Qué se sabe de la agresión en Oviedo
Las primeras informaciones apuntan a que la agresión se produjo al grito de «Arriba España» y de consignas contra la izquierda, y que el detonante habría sido la simbología LGTBI que llevaban las dos víctimas. Los dos agredidos ejercen la medicina y militan en la izquierda según los relatos publicados. Medios como moncloa.com y huffingtonpost.es se hicieron eco del suceso, que saltó a televisión en cuestión de horas.
Sobre el terreno, la versión no es única. Hay quien sostiene que fue una reyerta callejera entre desconocidos; hay quien describe una cacería con banderas. La diferencia no es menor: cambia quién es víctima y quién es agresor.
El «son chavales» del alcalde y el reproche de Vox
El alcalde de Oviedo, Alfredo Canteli, del PP, calificó a los agresores con una frase que se ha convertido en el símbolo de la polémica: «Son chavales, no creo que sean mala gente». La tibieza institucional, en una ciudad donde gobierna la derecha, se ha leído como un mensaje en sí mismo.
Desde Vox, la portavoz en el Congreso, Pepa Millán, atribuyó la violencia nazi a Sánchez. La jugada es vieja: cualquier agresión de ultraderecha se traduce en un ataque al Gobierno. Que el argumento se repita no lo vuelve más sólido, pero sí más rentable para la trinchera.
El contra-relato: las víctimas como provocadoras
En redes circula una versión opuesta que gana terreno entre cuentas afines a la extrema derecha. Sostiene que los dos médicos estaban ebrios, que increparon a un chaval con una pulsera de España, que intentaron quitársela y que sus amigos salieron en su defensa. En consecuencia, los agredidos exagerarían los golpes y protagonizarían una gira televisiva.
Nada de esto está probado. Se presenta como la otra campana y como tal se difunde, sin más respaldo que el boca a boca.

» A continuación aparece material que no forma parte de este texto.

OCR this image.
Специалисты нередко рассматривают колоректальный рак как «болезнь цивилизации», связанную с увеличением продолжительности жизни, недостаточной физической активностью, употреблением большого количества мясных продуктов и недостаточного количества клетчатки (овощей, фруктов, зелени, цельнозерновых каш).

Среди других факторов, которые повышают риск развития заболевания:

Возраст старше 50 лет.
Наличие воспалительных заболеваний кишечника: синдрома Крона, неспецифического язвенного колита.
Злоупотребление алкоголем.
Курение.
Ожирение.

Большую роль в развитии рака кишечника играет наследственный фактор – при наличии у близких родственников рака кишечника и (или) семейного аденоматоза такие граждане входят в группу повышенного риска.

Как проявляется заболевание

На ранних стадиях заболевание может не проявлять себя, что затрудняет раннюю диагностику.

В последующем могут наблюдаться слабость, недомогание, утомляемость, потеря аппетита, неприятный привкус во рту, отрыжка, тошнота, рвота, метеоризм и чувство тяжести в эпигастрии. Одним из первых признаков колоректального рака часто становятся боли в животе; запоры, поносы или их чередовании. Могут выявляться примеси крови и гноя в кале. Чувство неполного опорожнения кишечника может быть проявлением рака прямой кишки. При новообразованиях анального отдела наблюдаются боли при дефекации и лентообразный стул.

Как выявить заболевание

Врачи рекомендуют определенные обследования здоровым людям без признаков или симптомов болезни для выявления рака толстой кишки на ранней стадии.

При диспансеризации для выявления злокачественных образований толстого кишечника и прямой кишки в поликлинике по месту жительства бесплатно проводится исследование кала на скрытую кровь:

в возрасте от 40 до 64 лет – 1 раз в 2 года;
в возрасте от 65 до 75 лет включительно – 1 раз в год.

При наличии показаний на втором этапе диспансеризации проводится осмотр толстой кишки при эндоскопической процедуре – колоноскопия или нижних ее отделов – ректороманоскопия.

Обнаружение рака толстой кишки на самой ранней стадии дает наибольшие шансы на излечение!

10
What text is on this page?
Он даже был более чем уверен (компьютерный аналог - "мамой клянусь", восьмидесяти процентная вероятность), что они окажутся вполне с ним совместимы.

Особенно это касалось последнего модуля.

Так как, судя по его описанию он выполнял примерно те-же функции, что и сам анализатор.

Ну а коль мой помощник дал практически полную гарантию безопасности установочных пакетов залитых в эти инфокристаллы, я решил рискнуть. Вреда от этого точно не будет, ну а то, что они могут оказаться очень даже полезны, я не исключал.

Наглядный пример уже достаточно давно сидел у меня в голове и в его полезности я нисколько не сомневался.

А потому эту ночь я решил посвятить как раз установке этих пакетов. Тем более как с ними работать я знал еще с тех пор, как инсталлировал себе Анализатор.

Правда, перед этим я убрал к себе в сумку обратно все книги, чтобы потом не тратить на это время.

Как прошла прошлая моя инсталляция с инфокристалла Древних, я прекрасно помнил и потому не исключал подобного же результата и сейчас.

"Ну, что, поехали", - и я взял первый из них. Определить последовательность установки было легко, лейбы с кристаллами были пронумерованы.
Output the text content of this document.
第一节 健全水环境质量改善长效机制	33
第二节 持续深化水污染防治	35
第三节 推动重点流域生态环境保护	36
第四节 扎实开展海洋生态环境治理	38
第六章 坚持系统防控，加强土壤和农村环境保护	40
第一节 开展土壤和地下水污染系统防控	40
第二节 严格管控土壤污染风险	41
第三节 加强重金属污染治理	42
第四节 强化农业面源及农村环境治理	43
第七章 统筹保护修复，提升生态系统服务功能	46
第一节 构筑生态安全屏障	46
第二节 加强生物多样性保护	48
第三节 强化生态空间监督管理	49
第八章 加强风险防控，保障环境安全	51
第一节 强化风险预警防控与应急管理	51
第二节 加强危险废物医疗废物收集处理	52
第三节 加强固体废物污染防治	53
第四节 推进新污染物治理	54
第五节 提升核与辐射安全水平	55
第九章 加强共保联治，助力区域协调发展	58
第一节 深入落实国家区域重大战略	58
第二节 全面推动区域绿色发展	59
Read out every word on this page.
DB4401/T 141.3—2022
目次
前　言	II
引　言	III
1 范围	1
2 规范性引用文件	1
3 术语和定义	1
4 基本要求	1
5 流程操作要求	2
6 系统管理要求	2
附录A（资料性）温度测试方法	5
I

Quienes defienden ese relato citan precedentes de agresiones ultras que supuestamente resultaron falsas, para insinuar un patrón. La carga de la prueba, en ese intercambio, brilla por su ausencia.
La Santina Queer y el clima previo en Asturias
El suceso no llega a un terreno virgen. Desde 2025, la organización AMA lleva a las movilizaciones feministas asturianas una versión alternativa de la Virgen de Covadonga, la «Santina Queer», como reivindicación de una tierra diversa y libre de LGTBIfobia. La Hermandad de los Estudiantes de Oviedo presentó una denuncia y Abogados Cristianos se sumó a las acciones contra las organizadoras. El símbolo, en Asturias, ya era un campo minado antes de la paliza.
Cabe esperar que el asunto se instrumentalice en las dos direcciones: unos lo usarán para hablar de impunidad ultra, otros para hablar de víctimas que no lo serían. Lo que no se resolverá a golpe de tuit es qué ocurrió esa noche. Para eso hace falta instrucción judicial, y ahí las predicciones se vuelven cosa de adivinos.